This function applies a "documentation necessity test": only include functions
where a proficient LLM would struggle without explicit documentation and examples.
This dramatically improves output quality and reduces token waste.
The enhanced prompt applies a rigorous "documentation necessity test"
with four key questions:
1. Would a proficient LLM struggle without documentation?
2. Is this function domain-specific or universally known?
3. Does it use specialized terminology or workflows?
4. Would examples significantly improve usage accuracy?

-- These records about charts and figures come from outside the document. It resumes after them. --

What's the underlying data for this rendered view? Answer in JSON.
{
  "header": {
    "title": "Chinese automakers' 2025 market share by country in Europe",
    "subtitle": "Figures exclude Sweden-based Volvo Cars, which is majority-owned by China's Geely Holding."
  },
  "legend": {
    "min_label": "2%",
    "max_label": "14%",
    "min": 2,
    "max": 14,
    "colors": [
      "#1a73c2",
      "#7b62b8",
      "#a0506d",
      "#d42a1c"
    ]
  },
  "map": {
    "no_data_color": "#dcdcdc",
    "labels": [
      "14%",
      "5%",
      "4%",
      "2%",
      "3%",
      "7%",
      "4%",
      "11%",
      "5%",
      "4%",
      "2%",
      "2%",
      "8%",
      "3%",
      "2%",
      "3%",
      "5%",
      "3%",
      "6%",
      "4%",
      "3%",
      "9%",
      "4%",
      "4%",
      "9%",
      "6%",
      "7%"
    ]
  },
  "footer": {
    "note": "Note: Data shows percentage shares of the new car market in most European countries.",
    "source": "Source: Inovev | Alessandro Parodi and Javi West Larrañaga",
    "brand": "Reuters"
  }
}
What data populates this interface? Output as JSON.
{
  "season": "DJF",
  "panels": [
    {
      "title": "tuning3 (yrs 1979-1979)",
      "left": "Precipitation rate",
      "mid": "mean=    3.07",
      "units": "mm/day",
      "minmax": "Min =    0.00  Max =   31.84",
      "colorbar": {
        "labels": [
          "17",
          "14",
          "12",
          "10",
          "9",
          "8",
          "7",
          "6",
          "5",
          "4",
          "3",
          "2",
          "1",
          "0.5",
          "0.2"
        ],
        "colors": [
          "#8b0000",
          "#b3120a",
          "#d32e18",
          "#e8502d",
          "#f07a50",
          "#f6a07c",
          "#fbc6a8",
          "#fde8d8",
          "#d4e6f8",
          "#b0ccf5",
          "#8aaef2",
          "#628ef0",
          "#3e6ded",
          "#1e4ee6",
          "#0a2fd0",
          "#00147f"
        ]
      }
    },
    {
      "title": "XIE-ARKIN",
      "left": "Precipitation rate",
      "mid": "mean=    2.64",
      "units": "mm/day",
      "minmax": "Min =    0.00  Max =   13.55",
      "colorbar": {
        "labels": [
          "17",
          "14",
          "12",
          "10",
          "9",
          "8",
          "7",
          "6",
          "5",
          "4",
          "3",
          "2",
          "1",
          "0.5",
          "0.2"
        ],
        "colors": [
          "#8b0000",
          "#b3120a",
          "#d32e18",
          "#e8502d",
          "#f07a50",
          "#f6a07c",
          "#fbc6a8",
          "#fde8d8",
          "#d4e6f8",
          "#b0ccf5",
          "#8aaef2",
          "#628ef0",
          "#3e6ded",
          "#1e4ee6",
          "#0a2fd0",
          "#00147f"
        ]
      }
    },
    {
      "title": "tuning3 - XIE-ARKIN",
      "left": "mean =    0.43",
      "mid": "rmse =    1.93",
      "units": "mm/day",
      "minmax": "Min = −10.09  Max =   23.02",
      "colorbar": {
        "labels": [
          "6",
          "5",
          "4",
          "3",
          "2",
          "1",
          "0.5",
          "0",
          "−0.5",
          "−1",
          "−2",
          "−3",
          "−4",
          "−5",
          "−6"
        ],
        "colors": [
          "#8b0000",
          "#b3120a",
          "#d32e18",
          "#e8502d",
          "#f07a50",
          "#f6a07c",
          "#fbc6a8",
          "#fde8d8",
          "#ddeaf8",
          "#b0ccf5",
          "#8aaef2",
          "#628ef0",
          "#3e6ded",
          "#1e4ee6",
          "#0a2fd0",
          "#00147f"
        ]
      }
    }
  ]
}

**Automatic exclusions** (common functions that waste tokens):
- Data I/O: read.csv, write.csv, readLines
- Basic operations: order, sort, subset, head, tail
- Simple statistics: mean, median, sd, sum
- Core structures: c, list, data.frame
- Well-known tidyverse: simple dplyr::filter, dplyr::mutate
- Basic control flow: if, for, while
- Common utilities: paste, grep, unique
**What gets included** (documentation-critical functions):
- Domain-specific methods (clusterProfiler::enrichGO for GO analysis)
- Complex statistical procedures (DESeq2::DESeq)
- Specialized transformations (sf::st_transform for spatial data)
- Functions with many non-obvious parameters
- Methods where wrong usage produces plausible but incorrect results
This approach ensures that "GO enrichment analysis" returns
clusterProfiler functions, NOT read.csv or order.